Which is just fine with him. "Rowing wouldn't be the same if it were on TV all the time and we were free agents," says the Buffalo, N.Y.-born Smith, 32. "It's not about money. It's about dedication and competition and friendship."

It's most certainly about the dedication. While all Olympians own a catalog of long training hours and sore muscles, rowers are renowned even among top jocks for the zeal with which they train. Few athletes have a better level of conditioning, the result of the 30 or more hours rowers spend training each week.

And if Smith isn't rowing, he's thinking about rowing. "You can't focus on anything but rowing," he insists. "I've missed pretty much everything fun that my nonrowing friends and family have done for the past 10 years because it would have meant missing training." Ask Smith--a veteran of seven national teams, including the '96 Olympic eight, and winner of five medals in international competition--about his girlfriend, and he starts to describe how hard it is to maintain a relationship while training. But within 30 seconds, he's back to talking about his workouts. When that curiosity is pointed out, he pauses for a minute. "See what I mean?" he asks.

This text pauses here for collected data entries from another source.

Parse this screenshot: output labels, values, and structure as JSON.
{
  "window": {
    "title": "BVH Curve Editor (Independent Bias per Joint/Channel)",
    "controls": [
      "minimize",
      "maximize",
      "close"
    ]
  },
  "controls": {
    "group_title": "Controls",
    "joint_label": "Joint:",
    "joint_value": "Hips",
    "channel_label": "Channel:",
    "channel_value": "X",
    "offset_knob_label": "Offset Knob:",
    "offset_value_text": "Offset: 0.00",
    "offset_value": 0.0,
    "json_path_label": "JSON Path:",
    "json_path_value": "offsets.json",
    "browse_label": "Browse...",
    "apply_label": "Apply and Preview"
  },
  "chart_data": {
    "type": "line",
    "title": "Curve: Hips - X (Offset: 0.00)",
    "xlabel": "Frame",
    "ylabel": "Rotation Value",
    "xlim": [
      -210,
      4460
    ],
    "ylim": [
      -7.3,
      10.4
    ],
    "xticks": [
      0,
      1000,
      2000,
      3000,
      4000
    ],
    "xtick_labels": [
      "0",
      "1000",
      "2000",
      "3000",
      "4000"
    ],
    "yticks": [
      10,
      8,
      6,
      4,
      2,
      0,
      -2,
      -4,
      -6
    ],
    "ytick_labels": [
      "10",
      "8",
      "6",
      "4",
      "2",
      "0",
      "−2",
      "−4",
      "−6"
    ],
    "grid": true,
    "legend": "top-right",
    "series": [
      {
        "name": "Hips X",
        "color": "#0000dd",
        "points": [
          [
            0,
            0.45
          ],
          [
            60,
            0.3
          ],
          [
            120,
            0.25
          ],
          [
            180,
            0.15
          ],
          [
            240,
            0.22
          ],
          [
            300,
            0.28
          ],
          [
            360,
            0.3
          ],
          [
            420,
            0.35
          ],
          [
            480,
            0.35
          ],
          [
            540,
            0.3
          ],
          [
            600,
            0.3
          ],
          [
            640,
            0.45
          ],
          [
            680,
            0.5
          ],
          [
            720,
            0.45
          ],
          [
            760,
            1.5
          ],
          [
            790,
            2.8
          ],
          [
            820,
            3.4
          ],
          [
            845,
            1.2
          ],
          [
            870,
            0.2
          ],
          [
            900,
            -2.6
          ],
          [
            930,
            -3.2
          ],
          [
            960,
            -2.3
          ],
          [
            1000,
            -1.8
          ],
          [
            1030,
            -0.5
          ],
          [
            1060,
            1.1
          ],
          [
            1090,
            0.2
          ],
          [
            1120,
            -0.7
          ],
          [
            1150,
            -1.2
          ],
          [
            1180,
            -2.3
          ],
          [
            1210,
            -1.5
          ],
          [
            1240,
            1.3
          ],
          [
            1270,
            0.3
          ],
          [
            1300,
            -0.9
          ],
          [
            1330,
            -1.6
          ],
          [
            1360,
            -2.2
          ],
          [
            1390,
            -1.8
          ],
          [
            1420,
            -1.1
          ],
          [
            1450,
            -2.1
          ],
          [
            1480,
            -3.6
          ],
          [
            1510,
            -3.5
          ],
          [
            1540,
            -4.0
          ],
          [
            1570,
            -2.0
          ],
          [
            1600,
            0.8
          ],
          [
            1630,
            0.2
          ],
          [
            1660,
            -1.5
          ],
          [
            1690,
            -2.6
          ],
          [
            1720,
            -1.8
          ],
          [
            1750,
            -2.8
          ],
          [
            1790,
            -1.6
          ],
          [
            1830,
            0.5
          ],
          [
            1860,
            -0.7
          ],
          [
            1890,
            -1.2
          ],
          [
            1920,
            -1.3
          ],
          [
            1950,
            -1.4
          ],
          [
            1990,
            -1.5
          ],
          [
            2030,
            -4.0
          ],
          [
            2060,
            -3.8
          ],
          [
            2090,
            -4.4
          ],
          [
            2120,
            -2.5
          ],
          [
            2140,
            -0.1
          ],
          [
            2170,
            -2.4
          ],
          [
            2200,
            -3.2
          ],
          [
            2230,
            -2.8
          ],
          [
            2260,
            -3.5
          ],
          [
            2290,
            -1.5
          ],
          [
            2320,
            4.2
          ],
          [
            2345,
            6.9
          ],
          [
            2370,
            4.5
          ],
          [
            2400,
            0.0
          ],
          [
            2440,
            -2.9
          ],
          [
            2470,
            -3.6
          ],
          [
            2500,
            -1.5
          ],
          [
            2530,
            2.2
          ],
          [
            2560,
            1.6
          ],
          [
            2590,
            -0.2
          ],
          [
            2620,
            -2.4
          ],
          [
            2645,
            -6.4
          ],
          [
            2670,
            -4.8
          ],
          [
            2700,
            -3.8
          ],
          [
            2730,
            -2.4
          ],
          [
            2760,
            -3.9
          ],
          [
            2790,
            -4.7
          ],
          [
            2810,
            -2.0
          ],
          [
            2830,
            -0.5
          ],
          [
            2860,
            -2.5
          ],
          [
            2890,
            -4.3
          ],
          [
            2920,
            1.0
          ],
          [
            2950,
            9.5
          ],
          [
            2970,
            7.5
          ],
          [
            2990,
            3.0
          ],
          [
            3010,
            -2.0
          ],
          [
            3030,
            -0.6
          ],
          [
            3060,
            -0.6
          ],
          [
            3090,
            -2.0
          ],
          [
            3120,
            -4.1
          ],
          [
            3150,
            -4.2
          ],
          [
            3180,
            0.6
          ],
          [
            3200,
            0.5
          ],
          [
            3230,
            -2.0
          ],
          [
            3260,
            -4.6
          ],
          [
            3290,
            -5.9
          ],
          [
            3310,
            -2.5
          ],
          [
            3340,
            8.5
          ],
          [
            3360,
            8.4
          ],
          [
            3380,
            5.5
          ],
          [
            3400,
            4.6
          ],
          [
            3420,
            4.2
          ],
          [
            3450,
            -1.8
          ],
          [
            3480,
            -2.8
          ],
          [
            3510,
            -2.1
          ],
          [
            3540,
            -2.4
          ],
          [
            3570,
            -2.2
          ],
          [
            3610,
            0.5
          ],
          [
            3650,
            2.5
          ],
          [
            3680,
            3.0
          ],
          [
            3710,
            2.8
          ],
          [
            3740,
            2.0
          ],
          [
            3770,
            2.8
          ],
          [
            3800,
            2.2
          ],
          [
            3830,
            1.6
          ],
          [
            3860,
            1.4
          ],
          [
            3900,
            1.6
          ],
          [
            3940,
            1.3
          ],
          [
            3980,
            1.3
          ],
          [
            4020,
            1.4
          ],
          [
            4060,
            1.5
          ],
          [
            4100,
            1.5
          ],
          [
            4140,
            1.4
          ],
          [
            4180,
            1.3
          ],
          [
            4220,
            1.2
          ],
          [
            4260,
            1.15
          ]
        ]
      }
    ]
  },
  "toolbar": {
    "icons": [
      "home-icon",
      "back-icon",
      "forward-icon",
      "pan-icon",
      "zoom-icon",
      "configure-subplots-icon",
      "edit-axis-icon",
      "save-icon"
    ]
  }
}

Smith won his spot on the Sydney-bound squad in dramatic fashion at the U.S. trials this June, just 13 days after he switched to the single scull from the eight-man crew, where he was fighting for a seat. "I figured I had a better chance of getting to Australia in the single than in the eight," he says. And now, frankly, he has less of a chance for a medal since the U.S. eight, world champions three years running, is a favorite for the gold. Not that the more technically demanding single was unfamiliar to Smith. Rowers often train in the delicate sculls--they're an ungainly 27 ft. long, 10 in. wide and weigh a mere 30 lbs. or so--to perfect their technique.

Still, his late decision revealed great confidence in his own ability. And that confidence was rewarded when Smith edged Aquil Abdullah in the 2,000-m trials by a scant third of a second, or about 18 in. over the 1 1/4 miles of the course. It was the closest finish in trials history. Smith has spent the intervening weeks smoothing out his stroke in two-a-day training sessions on Lake Carnegie near Princeton, N.J., and nursing nagging injuries (back, ribs, thigh) accrued in a decade and a half of competitive rowing.

He's also accrued something that the glamour athletes never will. "I have $100,000 in student loans to pay back," he says. Smith has an M.B.A. from M.I.T. and wants to put it to work--full time--when the Olympics are over. "I've subjugated all the other parts of my life to rowing for a long time," he says.